A cidade de Campo Grande tem neste ano, um total de 673 candidatos a vereador nas eleições municipais de outubro próximo. Destes, 87 estão com situação de indeferidos pela Justiça Eleitoral. Os dados estão do sistema Divulgacand, responsável pelos registros e divulgação das candidaturas de todo o Brasil.

Do total de 87 indeferidos, 80 entraram com recurso e 7 não, de acordo com o sistema. O total de interessados em uma vaga do legislativo municipal é maior do que da última eleição, em 2012. Na ocasião foram 526 candidatos para as 29 cadeiras da casa de leis da Capital.

Na relação dos candidatos indeferidos com recurso, aparece três atuais vereadores que buscam reeleição todos do PTB, mas os mesmos já tiverem decisão favorável a eles pela confirmação da candidatura, mas o Divulgacand não atualizou até o momento, assim como outros do mesmo partido.

Decisão

Os ministros do TSE (Tribunal Superior Eleitoral) aprovaram, no último dia seis, pedido do PTB para que a legenda possa fazer um ajuste em seus estatutos, no prazo de filiação partidária. A Reforma Eleitoral de 2015 reduziu de um ano para seis meses antes do pleito o prazo de filiação partidária, para que um postulante a candidato possa concorrer em uma eleição. É justamente essa a adequação que o partido pretende fazer, devido a janela partidária autorizada.

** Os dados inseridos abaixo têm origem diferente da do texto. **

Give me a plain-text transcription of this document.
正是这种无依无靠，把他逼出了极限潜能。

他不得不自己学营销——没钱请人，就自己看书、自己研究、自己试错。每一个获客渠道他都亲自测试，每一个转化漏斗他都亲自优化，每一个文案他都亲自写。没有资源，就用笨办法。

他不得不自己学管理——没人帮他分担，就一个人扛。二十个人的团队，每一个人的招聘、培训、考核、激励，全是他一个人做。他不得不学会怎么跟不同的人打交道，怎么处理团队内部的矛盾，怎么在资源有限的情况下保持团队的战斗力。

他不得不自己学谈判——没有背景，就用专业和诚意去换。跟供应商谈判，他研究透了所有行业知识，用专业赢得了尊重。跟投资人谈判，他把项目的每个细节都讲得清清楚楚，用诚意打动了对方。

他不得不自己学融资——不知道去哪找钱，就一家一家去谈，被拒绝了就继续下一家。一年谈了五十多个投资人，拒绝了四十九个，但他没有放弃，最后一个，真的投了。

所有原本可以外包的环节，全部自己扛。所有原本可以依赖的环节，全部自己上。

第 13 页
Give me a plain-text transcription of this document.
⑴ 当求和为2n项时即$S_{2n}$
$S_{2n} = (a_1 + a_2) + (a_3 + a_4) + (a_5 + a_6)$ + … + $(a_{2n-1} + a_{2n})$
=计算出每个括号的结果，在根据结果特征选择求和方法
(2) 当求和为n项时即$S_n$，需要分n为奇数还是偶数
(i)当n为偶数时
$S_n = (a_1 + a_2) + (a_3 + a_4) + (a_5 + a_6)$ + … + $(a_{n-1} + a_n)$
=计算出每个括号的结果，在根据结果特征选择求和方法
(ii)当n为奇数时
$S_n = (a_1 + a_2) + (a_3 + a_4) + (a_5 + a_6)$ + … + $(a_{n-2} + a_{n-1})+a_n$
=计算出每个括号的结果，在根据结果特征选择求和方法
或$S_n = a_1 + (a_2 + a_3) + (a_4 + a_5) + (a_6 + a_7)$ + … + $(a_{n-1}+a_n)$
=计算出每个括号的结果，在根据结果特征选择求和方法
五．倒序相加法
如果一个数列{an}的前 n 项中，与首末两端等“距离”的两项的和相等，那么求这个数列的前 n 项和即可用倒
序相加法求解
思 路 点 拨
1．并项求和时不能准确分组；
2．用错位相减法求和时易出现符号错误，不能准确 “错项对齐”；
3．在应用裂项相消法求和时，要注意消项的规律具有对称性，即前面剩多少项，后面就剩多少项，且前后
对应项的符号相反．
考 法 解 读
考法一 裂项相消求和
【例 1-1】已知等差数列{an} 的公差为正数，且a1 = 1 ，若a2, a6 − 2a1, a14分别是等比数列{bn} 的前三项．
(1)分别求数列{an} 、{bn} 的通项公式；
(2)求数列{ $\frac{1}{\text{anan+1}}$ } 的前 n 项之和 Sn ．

De acordo como ministro Gilmar Mendes, relator da solicitação do partido, o artigo 20 da Lei nº 9.096/95 (Lei dos Partidos Políticos) estabelece que é facultado ao partido político fixar em seu estatuto prazos de filiação partidária superiores aos especificados na lei, com vistas à candidatura a cargos eletivos. Enquanto o parágrafo único do citado artigo define que os prazos de filiação partidária fixados no estatuto do partido, com vistas à candidatura a cargos eletivos, não podem ser alterados no ano da eleição.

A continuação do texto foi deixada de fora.